- Country: Iran
- Allegiance: Iran
- Branch: Islamic Revolutionary Guard Corps
- Role: Warfare and public control
- Size: 36,000+
- Garrison/HQ: Sanandaj، Kurdistan province

Commanders
- Commander: Sadegh Hosseini‌
- Substitute: Alireza Madani

= Kurdistan Beit-ol-Moqaddas Corps =

Unit under the Islamic Revolutionary Guard Corps

Kurdistan Beit-ol-Moqaddas Corps is a military unit under Basij and IRGC. Their headquarters is located in Sanandaj, and they are the largest and in charge of controlling all IRGC Corps and Basij units in Kurdistan province.

== Background ==
The history of the formation of this unit goes back to 1984 and was formed alongside the 662 Jerusalem Brigade during the Iran-Iraq war. This unit participated in Nasr 1, Karbala 1, Karbala 4 and Karbala 5, Wal-Fajr 8, Wal-Fajr 9 and Wal-Fajr 10 operations as a combat unit. After the integration of the IRGC and Basij ground force units, then the formation of provincial corps was established.
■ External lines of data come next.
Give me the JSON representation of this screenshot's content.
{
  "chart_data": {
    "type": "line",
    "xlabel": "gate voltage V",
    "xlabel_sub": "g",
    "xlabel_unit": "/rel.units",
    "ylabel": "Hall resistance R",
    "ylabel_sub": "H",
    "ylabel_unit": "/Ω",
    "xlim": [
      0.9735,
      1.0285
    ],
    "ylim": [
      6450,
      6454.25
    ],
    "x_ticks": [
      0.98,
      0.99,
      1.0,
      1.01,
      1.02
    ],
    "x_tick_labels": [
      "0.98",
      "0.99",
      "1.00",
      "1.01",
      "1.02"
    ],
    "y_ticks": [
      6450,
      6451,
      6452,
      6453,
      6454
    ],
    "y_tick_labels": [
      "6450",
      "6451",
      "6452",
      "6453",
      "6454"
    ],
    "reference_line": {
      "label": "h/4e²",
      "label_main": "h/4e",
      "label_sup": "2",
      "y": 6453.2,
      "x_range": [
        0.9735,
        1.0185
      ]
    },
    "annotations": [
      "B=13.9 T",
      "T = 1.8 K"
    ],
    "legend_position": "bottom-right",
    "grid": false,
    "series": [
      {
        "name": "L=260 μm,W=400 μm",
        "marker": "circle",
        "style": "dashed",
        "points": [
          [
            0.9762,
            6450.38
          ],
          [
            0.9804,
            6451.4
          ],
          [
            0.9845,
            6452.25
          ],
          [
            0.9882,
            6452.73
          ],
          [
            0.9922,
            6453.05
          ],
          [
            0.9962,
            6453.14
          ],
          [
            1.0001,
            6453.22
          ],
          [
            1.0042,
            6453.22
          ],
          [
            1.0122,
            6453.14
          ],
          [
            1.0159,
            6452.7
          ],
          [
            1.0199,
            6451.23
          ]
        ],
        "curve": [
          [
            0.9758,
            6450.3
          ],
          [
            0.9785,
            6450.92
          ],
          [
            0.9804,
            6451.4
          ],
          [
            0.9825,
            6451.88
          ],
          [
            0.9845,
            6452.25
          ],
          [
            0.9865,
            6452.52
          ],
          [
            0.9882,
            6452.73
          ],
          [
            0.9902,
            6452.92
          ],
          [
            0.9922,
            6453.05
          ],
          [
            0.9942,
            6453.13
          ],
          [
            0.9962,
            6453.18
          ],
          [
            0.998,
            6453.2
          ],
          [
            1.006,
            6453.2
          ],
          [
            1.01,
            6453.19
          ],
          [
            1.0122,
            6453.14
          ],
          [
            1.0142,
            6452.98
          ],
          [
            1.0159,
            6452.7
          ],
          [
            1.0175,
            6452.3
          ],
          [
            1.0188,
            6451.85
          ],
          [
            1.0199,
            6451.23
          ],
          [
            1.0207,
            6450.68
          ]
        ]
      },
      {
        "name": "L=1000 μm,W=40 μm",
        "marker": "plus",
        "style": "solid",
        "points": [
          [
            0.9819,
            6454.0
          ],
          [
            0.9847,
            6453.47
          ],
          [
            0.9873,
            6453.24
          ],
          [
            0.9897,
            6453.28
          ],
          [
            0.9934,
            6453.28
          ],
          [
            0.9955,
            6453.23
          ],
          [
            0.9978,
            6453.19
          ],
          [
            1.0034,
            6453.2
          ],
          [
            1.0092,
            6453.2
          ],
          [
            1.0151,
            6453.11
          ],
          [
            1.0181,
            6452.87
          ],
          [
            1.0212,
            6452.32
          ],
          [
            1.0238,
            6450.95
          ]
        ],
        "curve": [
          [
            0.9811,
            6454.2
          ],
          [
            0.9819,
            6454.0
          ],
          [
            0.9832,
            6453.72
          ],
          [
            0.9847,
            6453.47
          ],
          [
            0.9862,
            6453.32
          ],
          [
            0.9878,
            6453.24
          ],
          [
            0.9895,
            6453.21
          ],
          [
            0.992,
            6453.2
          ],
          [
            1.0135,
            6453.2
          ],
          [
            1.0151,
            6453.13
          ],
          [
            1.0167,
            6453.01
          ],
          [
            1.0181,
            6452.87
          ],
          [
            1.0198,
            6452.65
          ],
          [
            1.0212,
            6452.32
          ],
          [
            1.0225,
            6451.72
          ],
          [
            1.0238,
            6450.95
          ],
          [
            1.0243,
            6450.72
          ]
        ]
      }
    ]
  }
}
The biggest sub-units which are a part of this unit are the 22nd Jerusalem Army, Sanandaj Army, Saqqez Army, Marivan Army and Baneh Army, all of which’s members are ethnic Kurds. Currently, Brigadier General Sadegh Hosseini is the commander of this unit.

== Activities ==
In February 2019, the corps had about 6,000 projects to help the people of Kurdistan province who were suffering from poverty. They have been involved in many clashes with the KDPI. In 1996, the KDPI agreed to stop all of its military activities in Iran. In 2018, a new wave of clashes sparked between the KDPI and the corps, causing the deaths of 20 Corps members and 11 KDPI rebels. In September 2018, the corps claimed responsibility for a missile strike against the headquarters of the KDP in Iraq. The strike reportedly killed 15 people and wounded 50.

The Kurdistan Beit-ol-Moqaddas Corps have also served as a counterterrorist group which fights back against Sunni extremism which has held a significant ground among the Kurds there. Their leader has stated that "the people of Kurdistan are committed Muslims and they hate the Takfiri groups", referring to the Islamic State and others.

The IRGC, using a sizable budget, fund dozens of military, cultural, social, and sporting events, in every Iranian province. Of which, the Kurdistan Beit-ol-Moqaddas Corps and the Kermanshah Nebi Akram Corps are the two that include the Kurdish language and Kurdish clothing in their events.